#2838 HASN mkdsklsnode -b shared root nim resource not defined

2.7.3
closed
Norm Nott
7
2012-09-19
2012-05-14
Mark Perez
No

When running initial mkdsklsnode -b to multiple service nodes in an HA/SN environment, xcat does not succesfully create the shared root NIM object on all of the service nodes. There are a couple messages in the ouput of the command:
mkdsklsnode -V -S -b -i 71Ddskls_CSP5_1 compute,storage
that indicate the shared root is not defined on a service node:

Error: c250f12c10ap01: Missing required information for node 'c250f12c12ap29-hf0'.
Running command on c250f12c10ap01: /usr/sbin/lsnim -a location -Z 71Ddskls_CSP5_1_shared_root 2>/dev/null 2>&1
R unning command on c250f12c10ap01: /usr/bin/cp /etc/hosts /etc/.client_data/hosts.c250f12c12ap29-hf0 2>/dev/null 2>&1
Error: Could not copy /etc/hosts to /etc/.client_data/hosts.c250f12c12ap29-hf0.

At completion of command, lsnim on the shared root object does not return information on the complaining service node.

xdsh service lsnim | grep shared
Verify the new shared root is defined on all service nodes.

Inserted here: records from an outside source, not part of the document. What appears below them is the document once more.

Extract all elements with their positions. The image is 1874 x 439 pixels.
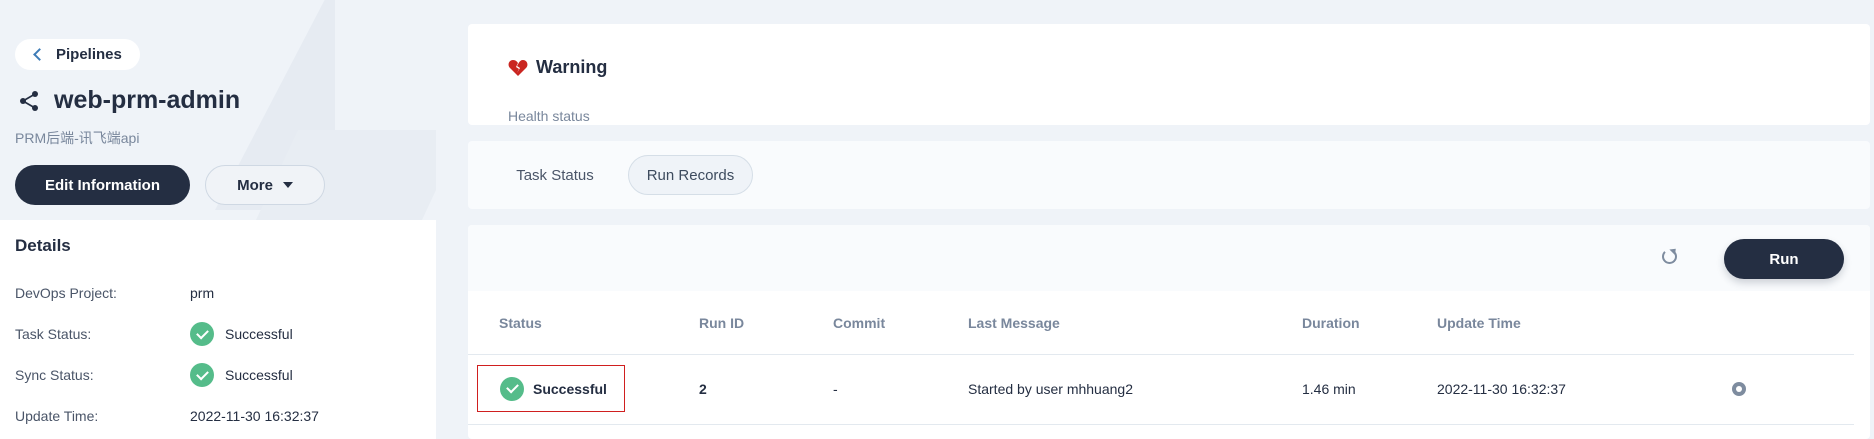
success-check-icon bbox=[190, 363, 214, 387]
success-check-icon bbox=[190, 322, 214, 346]
detail-key: Task Status: bbox=[15, 326, 92, 342]
column-header-run-id: Run ID bbox=[699, 315, 745, 331]
broken-heart-icon bbox=[508, 59, 528, 76]
detail-value: Successful bbox=[225, 326, 293, 342]
tab-task-status[interactable]: Task Status bbox=[510, 155, 600, 195]
back-label: Pipelines bbox=[56, 46, 122, 63]
run-update-time: 2022-11-30 16:32:37 bbox=[1437, 381, 1566, 397]
detail-key: DevOps Project: bbox=[15, 285, 117, 301]
column-header-status: Status bbox=[499, 315, 542, 331]
pipeline-sidebar: Pipelines web-prm-admin PRM后端-讯飞端api Edi… bbox=[0, 0, 436, 439]
detail-key: Update Time: bbox=[15, 408, 99, 424]
more-label: More bbox=[237, 176, 273, 194]
run-button[interactable]: Run bbox=[1724, 239, 1844, 279]
caret-down-icon bbox=[282, 182, 293, 188]
health-status-text: Warning bbox=[536, 57, 608, 77]
detail-row-task-status: Task Status: Successful bbox=[15, 322, 293, 346]
detail-row-sync-status: Sync Status: Successful bbox=[15, 363, 293, 387]
pipeline-icon bbox=[20, 90, 38, 111]
run-status-text: Successful bbox=[533, 380, 607, 397]
details-heading: Details bbox=[15, 236, 71, 255]
health-title: Warning bbox=[508, 57, 607, 78]
detail-value: 2022-11-30 16:32:37 bbox=[190, 408, 319, 424]
run-id-link[interactable]: 2 bbox=[699, 381, 707, 397]
replay-icon[interactable] bbox=[1732, 382, 1746, 396]
column-header-update-time: Update Time bbox=[1437, 315, 1521, 331]
table-header: Status Run ID Commit Last Message Durati… bbox=[468, 291, 1854, 355]
detail-key: Sync Status: bbox=[15, 367, 94, 383]
more-button[interactable]: More bbox=[205, 165, 325, 205]
pipeline-title-row: web-prm-admin bbox=[18, 86, 240, 115]
tab-run-records[interactable]: Run Records bbox=[628, 155, 753, 195]
run-records-panel: Run Status Run ID Commit Last Message Du… bbox=[468, 225, 1870, 439]
chevron-left-icon bbox=[33, 48, 46, 61]
run-duration: 1.46 min bbox=[1302, 381, 1356, 397]
run-last-message: Started by user mhhuang2 bbox=[968, 381, 1133, 397]
edit-information-button[interactable]: Edit Information bbox=[15, 165, 190, 205]
column-header-last-message: Last Message bbox=[968, 315, 1060, 331]
detail-row-project: DevOps Project: prm bbox=[15, 285, 214, 301]
run-commit: - bbox=[833, 381, 838, 397]
run-status-cell[interactable]: Successful bbox=[477, 365, 625, 412]
table-row[interactable]: Successful 2 - Started by user mhhuang2 … bbox=[468, 355, 1854, 425]
refresh-icon[interactable] bbox=[1662, 249, 1677, 264]
health-status-label: Health status bbox=[508, 108, 590, 124]
column-header-duration: Duration bbox=[1302, 315, 1360, 331]
detail-value: prm bbox=[190, 285, 215, 301]
column-header-commit: Commit bbox=[833, 315, 886, 331]
health-status-card: Warning Health status bbox=[468, 24, 1870, 125]
detail-value: Successful bbox=[225, 367, 293, 383]
page-title: web-prm-admin bbox=[54, 86, 241, 114]
success-check-icon bbox=[500, 376, 524, 401]
back-to-pipelines-button[interactable]: Pipelines bbox=[15, 39, 140, 70]
sidebar-header: Pipelines web-prm-admin PRM后端-讯飞端api Edi… bbox=[0, 0, 436, 220]
pipeline-description: PRM后端-讯飞端api bbox=[15, 130, 140, 146]
detail-row-update-time: Update Time: 2022-11-30 16:32:37 bbox=[15, 408, 319, 424]
run-records-toolbar: Run bbox=[468, 225, 1870, 291]
tab-bar: Task Status Run Records bbox=[468, 141, 1870, 209]
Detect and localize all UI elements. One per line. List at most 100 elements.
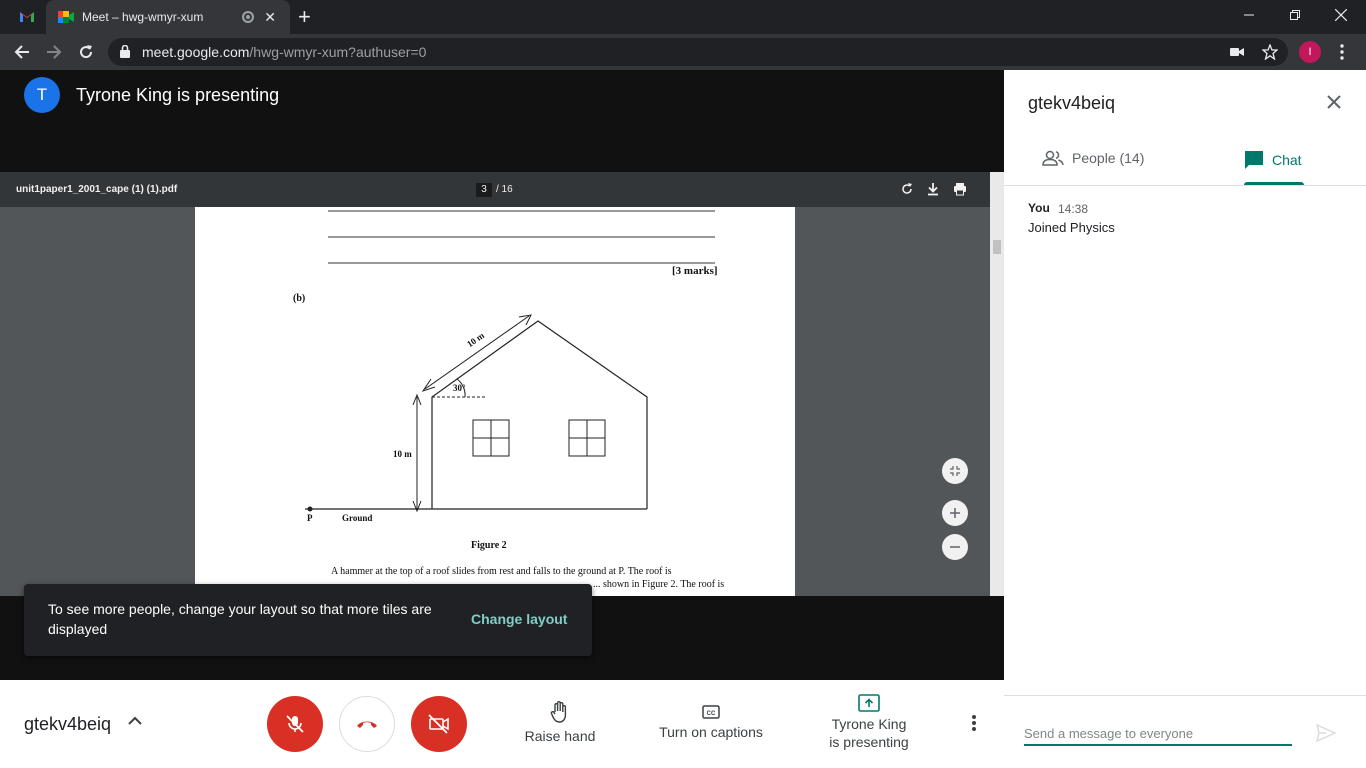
composer-divider (1004, 695, 1366, 696)
part-label: (b) (293, 293, 306, 304)
plus-icon (950, 508, 960, 518)
new-tab-button[interactable]: + (298, 5, 311, 29)
snackbar-message: To see more people, change your layout s… (48, 601, 432, 637)
svg-text:CC: CC (707, 711, 716, 717)
raise-hand-button[interactable]: Raise hand (520, 700, 600, 745)
browser-tab-bar: Meet – hwg-wmyr-xum ✕ + (0, 0, 1366, 34)
layout-snackbar: To see more people, change your layout s… (24, 584, 592, 656)
raise-hand-label: Raise hand (524, 728, 596, 744)
reload-icon (80, 45, 93, 59)
people-icon (1042, 150, 1064, 166)
camera-off-icon (428, 714, 449, 734)
shared-pdf-viewer: unit1paper1_2001_cape (1) (1).pdf 3 / 16 (0, 172, 1004, 596)
scrollbar-thumb[interactable] (993, 240, 1001, 254)
presenting-label-line1: Tyrone King (831, 716, 907, 732)
panel-title: gtekv4beiq (1028, 93, 1116, 113)
browser-toolbar: meet.google.com/hwg-wmyr-xum?authuser=0 … (0, 34, 1366, 70)
close-tab-icon[interactable]: ✕ (264, 9, 276, 26)
meeting-code[interactable]: gtekv4beiq (24, 714, 111, 735)
panel-divider (1004, 185, 1366, 186)
url-host: meet.google.com (142, 44, 250, 60)
url-path: /hwg-wmyr-xum?authuser=0 (249, 44, 427, 60)
recording-indicator-icon (242, 11, 255, 23)
message-sender: You (1028, 201, 1050, 215)
camera-toggle-button[interactable] (411, 696, 467, 752)
captions-label: Turn on captions (659, 724, 763, 740)
meet-icon (58, 11, 74, 23)
tab-title: Meet – hwg-wmyr-xum (82, 10, 204, 24)
back-arrow-icon (14, 45, 29, 59)
send-icon[interactable] (1316, 724, 1336, 742)
hand-icon (550, 701, 567, 723)
lock-icon (120, 45, 130, 58)
presenter-title: Tyrone King is presenting (76, 85, 280, 105)
rotate-icon[interactable] (900, 182, 914, 196)
print-icon[interactable] (953, 182, 967, 196)
url-text: meet.google.com/hwg-wmyr-xum?authuser=0 (142, 44, 426, 60)
mute-microphone-button[interactable] (267, 696, 323, 752)
meet-tab[interactable]: Meet – hwg-wmyr-xum ✕ (46, 0, 290, 34)
closed-captions-icon: CC (702, 705, 720, 719)
more-options-icon[interactable] (966, 714, 982, 732)
forward-arrow-icon (47, 45, 62, 59)
chevron-up-icon[interactable] (128, 716, 142, 726)
meeting-controls-bar: gtekv4beiq Raise hand CC Turn on caption… (0, 680, 1004, 768)
tab-people[interactable]: People (14) (1042, 150, 1144, 166)
close-panel-icon[interactable] (1326, 94, 1342, 110)
fit-page-icon (950, 466, 960, 476)
bookmark-star-icon[interactable] (1262, 44, 1278, 60)
present-screen-icon (858, 694, 880, 712)
pdf-filename: unit1paper1_2001_cape (1) (1).pdf (16, 184, 178, 195)
body-line-1: A hammer at the top of a roof slides fro… (331, 566, 672, 577)
close-window-button[interactable] (1318, 0, 1364, 30)
page-total: / 16 (496, 184, 513, 195)
profile-avatar[interactable]: I (1299, 41, 1321, 63)
presenting-button[interactable]: Tyrone King is presenting (818, 694, 920, 751)
minimize-button[interactable] (1226, 0, 1272, 30)
body-line-2: ... shown in Figure 2. The roof is (593, 579, 725, 590)
camera-in-use-icon[interactable] (1230, 47, 1244, 57)
message-time: 14:38 (1058, 202, 1089, 216)
angle-label: 30° (453, 383, 466, 393)
browser-menu-icon[interactable] (1338, 44, 1346, 60)
address-bar[interactable]: meet.google.com/hwg-wmyr-xum?authuser=0 (108, 38, 1288, 66)
back-button[interactable] (10, 40, 34, 64)
gmail-icon (20, 12, 34, 22)
height-label: 10 m (393, 449, 412, 459)
pdf-scrollbar[interactable] (990, 172, 1004, 596)
figure-caption: Figure 2 (471, 540, 507, 551)
message-text: Joined Physics (1028, 220, 1115, 235)
presenter-avatar: T (24, 77, 60, 113)
chat-tab-label: Chat (1272, 152, 1302, 168)
presenting-label-line2: is presenting (829, 734, 909, 750)
presenter-header: T Tyrone King is presenting (0, 70, 1004, 172)
side-panel: gtekv4beiq People (14) Chat You 14:38 Jo… (1004, 70, 1366, 768)
zoom-out-button[interactable] (942, 534, 968, 560)
tab-chat[interactable]: Chat (1244, 150, 1302, 170)
captions-button[interactable]: CC Turn on captions (652, 704, 770, 741)
ground-label: Ground (342, 513, 373, 523)
point-p-label: P (307, 513, 313, 523)
zoom-in-button[interactable] (942, 500, 968, 526)
pdf-page: [3 marks] (b) 30° 10 m 10 m P Ground Fig… (195, 207, 795, 596)
close-window-icon (1335, 9, 1347, 21)
chat-icon (1245, 151, 1263, 169)
minus-icon (950, 546, 960, 548)
reload-button[interactable] (74, 40, 98, 64)
hang-up-icon (357, 721, 377, 728)
fit-page-button[interactable] (942, 458, 968, 484)
download-icon[interactable] (926, 182, 940, 196)
people-tab-label: People (14) (1072, 150, 1145, 166)
change-layout-button[interactable]: Change layout (471, 611, 567, 627)
leave-call-button[interactable] (339, 696, 395, 752)
minimize-icon (1244, 14, 1254, 16)
mic-off-icon (286, 715, 304, 733)
chat-message-input[interactable] (1024, 722, 1292, 746)
restore-button[interactable] (1272, 0, 1318, 30)
pdf-toolbar: unit1paper1_2001_cape (1) (1).pdf 3 / 16 (0, 172, 990, 207)
gmail-tab[interactable] (8, 0, 46, 34)
marks-label: [3 marks] (672, 265, 718, 277)
page-number-input[interactable]: 3 (476, 183, 492, 197)
restore-icon (1290, 10, 1300, 20)
forward-button[interactable] (42, 40, 66, 64)
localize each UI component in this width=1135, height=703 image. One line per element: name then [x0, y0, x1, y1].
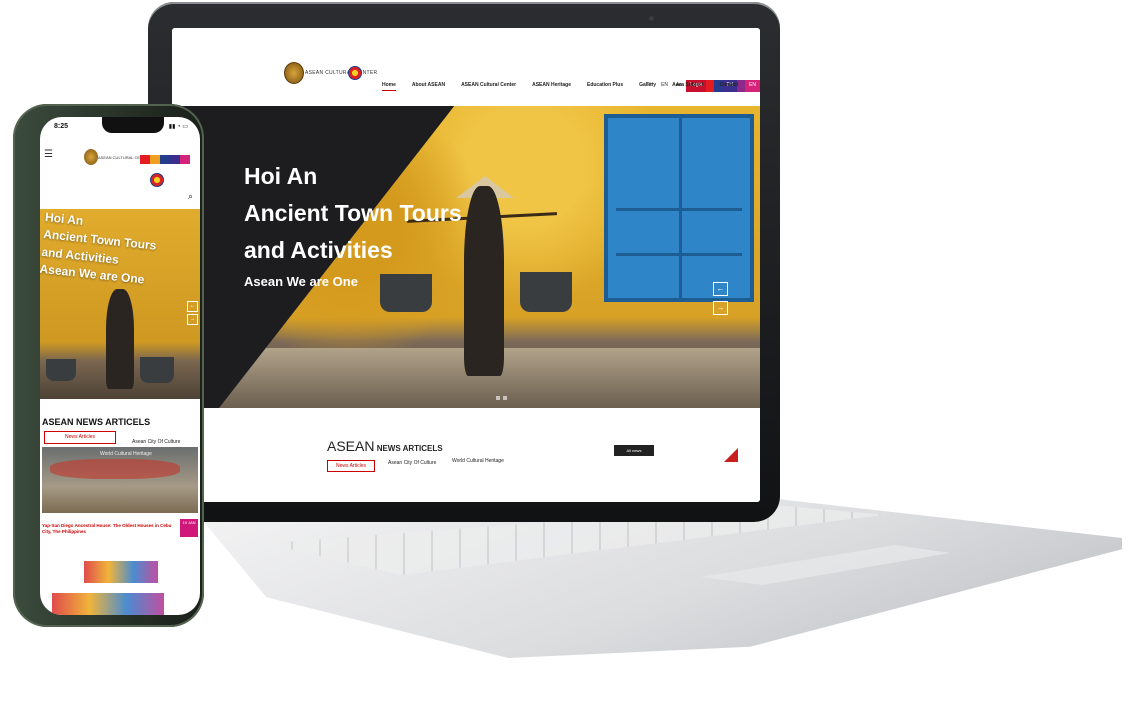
hero-title-line: Hoi An — [244, 163, 318, 189]
hero-subtitle: Asean We are One — [244, 274, 358, 289]
phone-screen: 8:25 ▮▮ ◔ ▭ ☰ ASEAN CULTURAL CENTER ⌕ Ho… — [40, 117, 200, 615]
basket-right — [520, 272, 572, 312]
phone-hero-person — [106, 289, 134, 389]
main-nav: Home About ASEAN ASEAN Cultural Center ASEA… — [382, 82, 738, 91]
phone-news-thumbnail[interactable] — [84, 561, 158, 583]
asean-emblem-icon[interactable] — [348, 66, 362, 80]
all-news-button[interactable]: All news — [614, 445, 654, 456]
phone-util-button[interactable] — [160, 155, 170, 164]
hero-title-line: Ancient Town Tours — [244, 199, 462, 226]
hero-next-arrow-icon[interactable]: → — [713, 301, 728, 315]
news-title: ASEAN NEWS ARTICELS — [327, 438, 443, 454]
phone-news-date-badge: 19 JAN — [180, 519, 198, 537]
phone-news-title: ASEAN NEWS ARTICELS — [42, 417, 151, 427]
phone-tab-news-articles[interactable]: News Articles — [44, 431, 116, 444]
phone-util-button[interactable] — [170, 155, 180, 164]
utility-button[interactable]: EN — [745, 80, 760, 92]
hero-dot[interactable] — [503, 396, 507, 400]
phone-utility-bar — [140, 155, 190, 164]
nav-item-contact[interactable]: Contact — [719, 82, 738, 88]
phone-tab-asean-city-of-culture[interactable]: Asean City Of Culture — [132, 439, 180, 445]
phone-util-button[interactable] — [140, 155, 150, 164]
hero-dot[interactable] — [496, 396, 500, 400]
corner-decoration — [724, 448, 738, 462]
utility-button[interactable] — [737, 80, 746, 92]
phone-news-thumbnail[interactable] — [52, 593, 164, 615]
hamburger-menu-icon[interactable]: ☰ — [44, 149, 53, 160]
tab-asean-city-of-culture[interactable]: Asean City Of Culture — [388, 460, 436, 466]
tab-world-cultural-heritage[interactable]: World Cultural Heritage — [452, 458, 504, 464]
status-icons: ▮▮ ◔ ▭ — [168, 124, 188, 130]
phone-hero-prev-arrow-icon[interactable]: ← — [187, 301, 198, 312]
nav-item-asean-heritage[interactable]: ASEAN Heritage — [532, 82, 571, 88]
nav-item-aaea-subject[interactable]: Aaea Subject — [672, 82, 703, 88]
site-header: TH EN Aa Login TH EN ASEAN CULTURAL CENTER Ho… — [172, 28, 760, 116]
phone-basket-right — [140, 357, 174, 383]
phone-notch — [102, 117, 164, 133]
phone-hero-banner: Hoi An Ancient Town Tours and Activities… — [40, 209, 200, 399]
phone-util-button[interactable] — [150, 155, 160, 164]
news-title-main: ASEAN — [327, 438, 375, 454]
logo-seal-icon[interactable] — [284, 62, 304, 84]
phone-util-button[interactable] — [180, 155, 190, 164]
hero-prev-arrow-icon[interactable]: ← — [713, 282, 728, 296]
status-time: 8:25 — [54, 123, 69, 130]
camera-dot — [649, 16, 654, 21]
nav-item-home[interactable]: Home — [382, 82, 396, 91]
nav-item-asean-cultural-center[interactable]: ASEAN Cultural Center — [461, 82, 516, 88]
phone-hero-next-arrow-icon[interactable]: → — [187, 314, 198, 325]
phone-news-caption[interactable]: Yap-San Diego Ancestral House: The Oldes… — [42, 523, 172, 535]
hero-banner: Hoi An Ancient Town Tours and Activities… — [172, 106, 760, 408]
tab-news-articles[interactable]: News Articles — [327, 460, 375, 472]
phone-logo-seal-icon[interactable] — [84, 149, 98, 165]
hero-pagination — [496, 396, 507, 400]
logo-text[interactable]: ASEAN CULTURAL CENTER — [305, 70, 377, 76]
phone-search-icon[interactable]: ⌕ — [188, 191, 193, 202]
phone-tab-world-cultural-heritage[interactable]: World Cultural Heritage — [100, 451, 152, 457]
laptop-screen: TH EN Aa Login TH EN ASEAN CULTURAL CENTER Ho… — [172, 28, 760, 502]
hero-title-line: and Activities — [244, 236, 393, 263]
nav-item-about-asean[interactable]: About ASEAN — [412, 82, 445, 88]
nav-item-education-plus[interactable]: Education Plus — [587, 82, 623, 88]
basket-left — [380, 274, 432, 312]
phone-asean-emblem-icon[interactable] — [150, 173, 164, 187]
news-title-rest: NEWS ARTICELS — [374, 444, 443, 453]
phone-basket-left — [46, 359, 76, 381]
nav-item-gallery[interactable]: Gallery — [639, 82, 656, 88]
hero-blue-door — [604, 114, 754, 302]
news-section: ASEAN NEWS ARTICELS News Articles Asean … — [172, 408, 760, 502]
hero-title: Hoi An Ancient Town Tours and Activities — [244, 158, 494, 268]
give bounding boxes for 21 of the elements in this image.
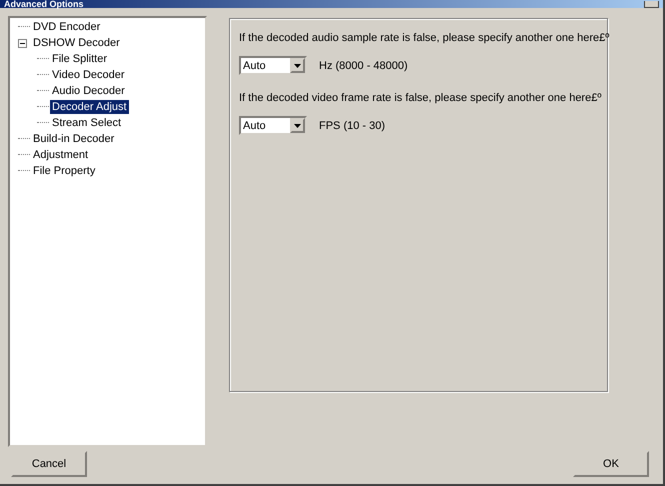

Work around is to run the command to a nodegroup that targets each service node one at time. After the first run, subseuent runs can use the "-k" option to speed the process up:

nodels service
c250f12c10ap01
c250f12c12ap01
mkdsklsnode -V -S -b -i 71Ddskls_CSP5_1 SN0group
mkdsklsnode -k -V -S -b -i 71Ddskls_CSP5_1 SN12group

Discussion

  • Norm Nott
    Norm Nott
    2012-05-21

    added locking

     
  • Norm Nott
    Norm Nott
    2012-05-23

    This is most likely due to a timing issue between the two SNs.

    The locking code that was added is not quite right and will be fixed.

     
  • Norm Nott
    Norm Nott
    2012-05-24

    Done

    file: aixinstall.pm

    2.7.2 - r12922.
    2.8 - r12923

     
  • yan feng han
    yan feng han
    2012-06-02

    Hi, I recreated this defect on f12 today, the shared_root on one SN - c250f12c12ap01 wasn't created after mkdsklsnode -b command for all compute nodes, the command was:

    mkdsklsnode -V -S -b -i 71Ddskls_CSP5_MCR3 compute configdump=selective 2>&1 | tee /tmp/mkdsklsnode.compute.b.out &

    the error logs from /tmp/mkdsklsnode.compute.b.out were:

    Error: c250f12c12ap01: Could not initialize NIM client named 'c250f12c06ap05-hf0'.

    Error: 0042-001 nim: processing error encountered on "master":
    0042-124 c_ch_nfsexp: NFS option noauto is NOT supported

    rc=53
    0042-053 m_dkls_inst: there is no NIM object named "71Ddskls_CSP5_MCR3_shared_root"

    Please check and fix it.

     
  • Bruce
    Bruce
    2012-06-07

    Yan Feng,

    In all your bug posts, please tell us exactly what version of xcat you are running. In this case was it 2.7.2 (build date 5/23) or earlier? If so, you just missed norms fix. Norm checked this fix in with revision 12922, but the last revision that the 2.7.2 build picked up is 12895. Let us know what version you were running.

     
  • Brian  Croswell
    Brian Croswell
    2012-06-08

    Bruce, I worked with Scot and Norm last weekend with this issue.
    We need Norm to sync in with Yan Fang and Mark Perez to see if this was
    a configuration issue or valid recreate.
    Note from 6/2 ..
    Scott, Team,

    I took a look at the frame 12 cluster checking with xCAT MN and 2 xCAT SNs .
    These nodes do have the latest aixinstall.pm efix installed that should include a fix for defect 3526650 .

    We will need Norm to take a look at the log files and the NIM environment on the cluster to see what caused this recreate.
    I do not think this is a stop ship issue and Norm should look at this cluster when he returns from vacation on Monday.
    If Scott and Han Yan think this defect is a blocking issue for xCAT, please let us know and we will need to make a call out.

     
  • yan feng han
    yan feng han
    2012-06-11

    I think it is not a block issue too, because we have workaround for it. But I suggest we add some commons to the guide or Service Pack README for the workaround.

     
  • Norm Nott
    Norm Nott
    2012-06-14

    I just checked the aixinstall.pm file and it does have the locking code which should fix this bug. The locking code makes sure the two instances of NIM do not interfere with each other and seemed to fix the issue on my test system.

    I'm not sure from the notes whether this bug was reproduced with the fixed code or not.

    Could someone please clarify the state of this bug?

     
  • Norm Nott
    Norm Nott
    2012-06-28

    fixes for mkdsklsnode/rmdsklsnode

     
    Attachments
  • Norm Nott
    Norm Nott
    2012-07-09

    contains emgr package and README

     
    Attachments